Генри Адамc показал, что теология в Средневековье являлась конструкцией, основанной на том же намерении, что создало соборы. В целом Средневековье, в западном мире считающееся вершиной христианской веры, выступает доказательством способности чувства поглощать как нельзя более высокие духовные идеи. Музыка, живопись, скульптура, архитектура, драма и рыцарский роман – все они стали слугами религии, так же как наука и ученость. Искусства практически не существовали вне церкви, а церковные ритуалы и церемонии проводились в условиях, позволявших им оказывать наибольшее воздействие на эмоции и воображение. Дело в том, что я не знаю, что может вызвать в зрителе и слушателе того или иного проявления искусств большее потрясение, чем убежденность в том, что сама их форма определяется как необходимое средство достижения вечной славы и блаженства.
В этой связи следует привести следующие слова Уолтера Патера:
Христианство Средневековья прокладывало себе путь за счет эстетической красоты, глубоко ощущавшейся авторами латинских гимнов, находившими сотни чувственных образов для одного морального или духовного чувства. Страсть, не способная найти себе выхода, поскольку он запечатан, порождает нервное напряжение, заставляющее чувственный мир представляться человеку в еще большем блеске и рельефности: все красное превращается в кровь, вода – в слезы. Отсюда дикая, судорожная чувственность, заметная во всей средневековой поэзии, в которой природные вещи стали играть роль странную и фантастическую. Средневековый ум глубоко прочувствовал природные вещи, но его чувство было не объективным, оно не было реальным выходом в тот мир, который существует без нас.
В своем автобиографическом эссе «Дитя в доме» он обобщает то, что подразумевается в этом отрывке:
В более поздние годы он набрел на направления философии, весьма заинтересовавшие его оценкой соотношения чувственного и идеального как элементов человеческого знания, их долей в нем; в своей интеллектуальной конструкции он стал приписывать весьма немногое абстрактному мышлению и многое – чувственному носителю или поводу. [Последний] стал обязательным сопровождением любого восприятия вещей, достаточно реального, чтобы иметь какой-либо вес или счет в доме его мысли… Он все больше терял способность заботиться или думать о душе, если только она не в реальном теле, или о мире, если только в нем нет воды и деревьев, где люди выглядят так-то и так-то и жмут друг другу руки.

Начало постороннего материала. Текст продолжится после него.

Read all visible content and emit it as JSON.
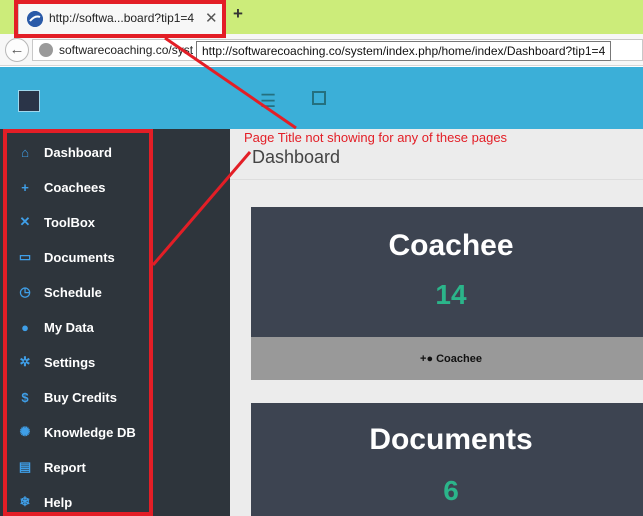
{
  "browser": {
    "tab_title": "http://softwa...board?tip1=4",
    "tab_close": "✕",
    "new_tab": "+",
    "back": "←",
    "url_display": "softwarecoaching.co/syst",
    "url_tooltip": "http://softwarecoaching.co/system/index.php/home/index/Dashboard?tip1=4"
  },
  "header": {
    "menu_icon": "hamburger-icon",
    "expand_icon": "fullscreen-icon"
  },
  "sidebar": {
    "items": [
      {
        "label": "Dashboard",
        "icon": "⌂"
      },
      {
        "label": "Coachees",
        "icon": "+"
      },
      {
        "label": "ToolBox",
        "icon": "✕"
      },
      {
        "label": "Documents",
        "icon": "▭"
      },
      {
        "label": "Schedule",
        "icon": "◷"
      },
      {
        "label": "My Data",
        "icon": "●"
      },
      {
        "label": "Settings",
        "icon": "✲"
      },
      {
        "label": "Buy Credits",
        "icon": "$"
      },
      {
        "label": "Knowledge DB",
        "icon": "✺"
      },
      {
        "label": "Report",
        "icon": "▤"
      },
      {
        "label": "Help",
        "icon": "❄"
      }
    ]
  },
  "main": {
    "page_title": "Dashboard",
    "cards": [
      {
        "title": "Coachee",
        "count": "14",
        "footer": "Coachee"
      },
      {
        "title": "Documents",
        "count": "6"
      }
    ]
  },
  "annotation": {
    "text": "Page Title not showing for any of these pages",
    "color": "#e31e26"
  },
  "colors": {
    "header": "#3bafd8",
    "sidebar": "#2e353c",
    "card": "#3d4451",
    "count": "#2bb58a",
    "tabbar": "#ccec7a"
  }
}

Возвышение идеала, вынесенного за пределы непосредственного чувства, привело не только к тому, что он стал блеклым и бескровным, но и, словно бы в заговоре с чувственным умом, к обеднению и вырождению всех вещей непосредственного опыта.

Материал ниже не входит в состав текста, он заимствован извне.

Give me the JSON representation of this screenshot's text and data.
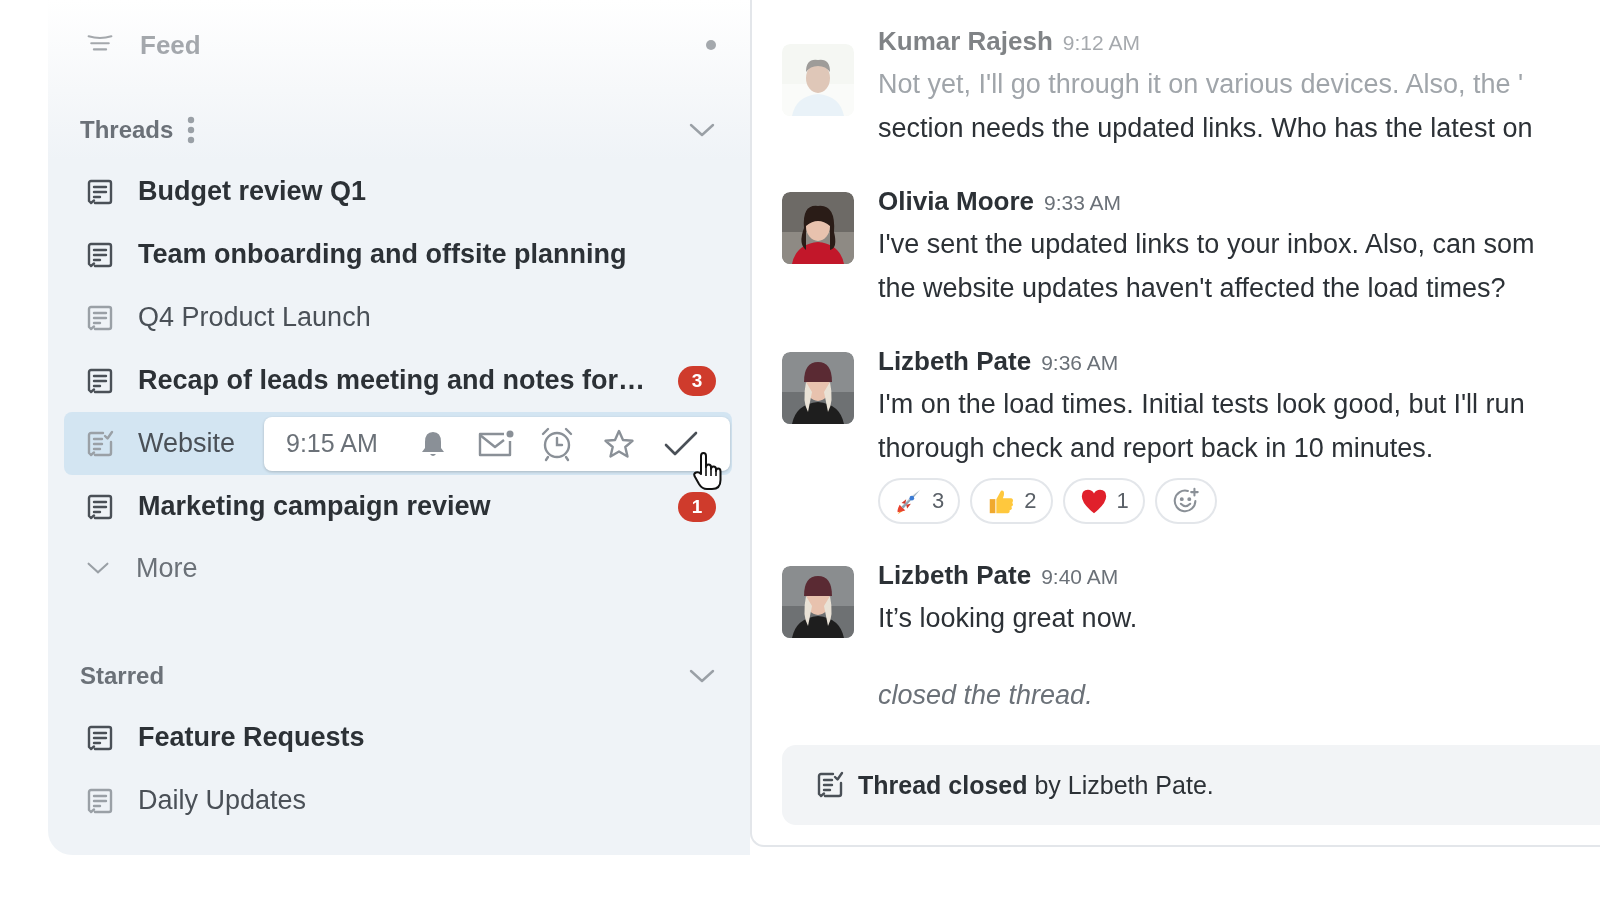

В названии этой главы я позволил себе позаимствовать у Китса слово «неосязаемый» [etherial – эфирный] для обозначения смыслов и ценностей, которые многие философы и некоторые критики считают недоступными для чувства в силу их духовных, вечных и всеобщих качеств – чем дают еще один пример общераспространенного дуализма природы и духа. Позвольте мне процитировать его слова. Художник может «смотреть на солнце, на луну, на звезды, на землю со всем тем, что она содержит, как на материал для формовки еще более великого, то есть неосязаемого [etherial things], – для создания более великого, нежели созданное самим Творцом»[4]4
Китс Дж. Письма 1815–1820. СПб.: Наука, 2011. С. 31–32. Прим. пер.
[Закрыть]. Приводя эти слова Китса, я также подумал о том, что он отождествил установку художники и живого существа; причем не только неявно, в своей поэзии, но и в размышлении, выражающем эту идею совершенно открыто. В письме брату он писал:
Большинство людей прокладывают себе путь в жизни так же бессознательно, так же не спуская глаз с преследуемой ими цели, с той же животной одержимостью, как и ястреб. Ястреб ищет себе пару – человек тоже: поглядите, как оба пускаются на поиск и как оба добиваются успеха – способы совсем одинаковы. Оба нуждаются в гнезде – и оба одинаковым способом устраивают его себе, одинаковым способом добывая пропитание. Человек, это благородное создание, для развлечения покуривает трубочку, ястреб качается на крыльях под облаками – вот и вся разница в их досужем времяпрепровождении. В этом-то и заключается наслаждение жизнью для ума, склонного к размышлениям. Я прохожу по полям и ненароком подмечаю в пожухлой траве суслика или полевую мышь, выглядывающую из-за стебелька: у этого существа есть своя цель – и глаза его горят от предвкушения. Я прохожу по городским улицам и замечаю торопливо шагающего человека – куда он спешит? У этого существа тоже есть своя цель – и глаза его горят от предвкушения ‹…›.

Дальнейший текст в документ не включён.